Seeing the Impact of Donation
Last week I had an opportunity to travel with four of our partner hospitals to Dallas for the 6th National Learning Congress on Organ Donation.
Each hospital was being recognized for their efforts working with Lifeline of Ohio to provide organ donation options to the families they serve. These hospitals have the unique understanding that when every attempt to save a life has failed, that life can have a profound impact on others when organ donation occurs.
St. Rita’s Medical Center, Mount Carmel East, and Riverside Methodist Hospital were each awarded a silver medal for meeting two of the three national goals based on improving donation rates, increasing the number of organs donated and expanding clinical processes for recovering organs, The Ohio State University Medical Center was awarded a bronze for meeting one of those goals.
But more important than the awards, was the opportunity to get out of our daily routines and realize the amazing impact organ donation makes on real people.
While in Dallas we had the pleasure of meeting a young woman who received a lung transplant. She shared with us her journey to transplantation all that she endured. What made her story even more remarkable was that she was an opera singer; she said she had spent a lifetime to train her lungs and, although they were killing her, it was incredibly frightening to give them up.

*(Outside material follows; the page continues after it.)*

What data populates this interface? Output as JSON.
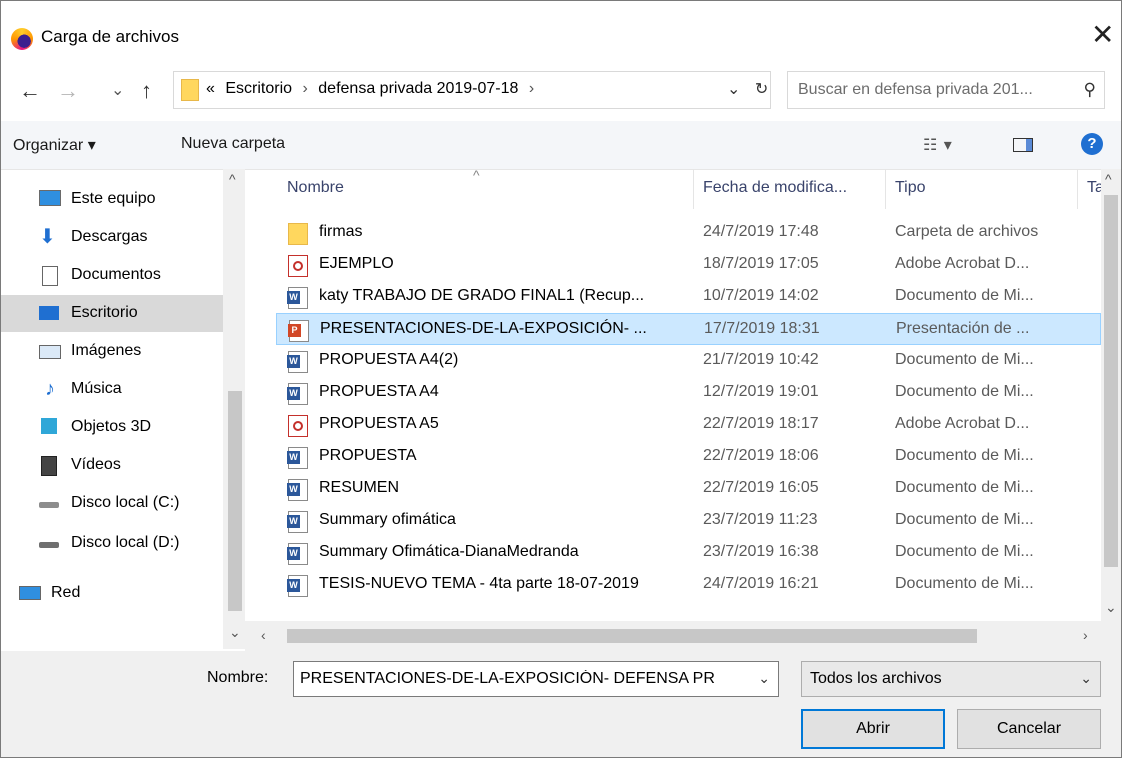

She sang for us in Dallas and we were moved beyond words. Her ability to not just breathe, but to sing again is thanks to a donor, their family, and the nurses and doctors who helped fulfill her donor’s wishes to give the “Gift of Life.” I wish we could provide every nurse or physician who has taken care of an organ donor the opportunity to be touched by a story like this young woman, so they can see how important their work really is.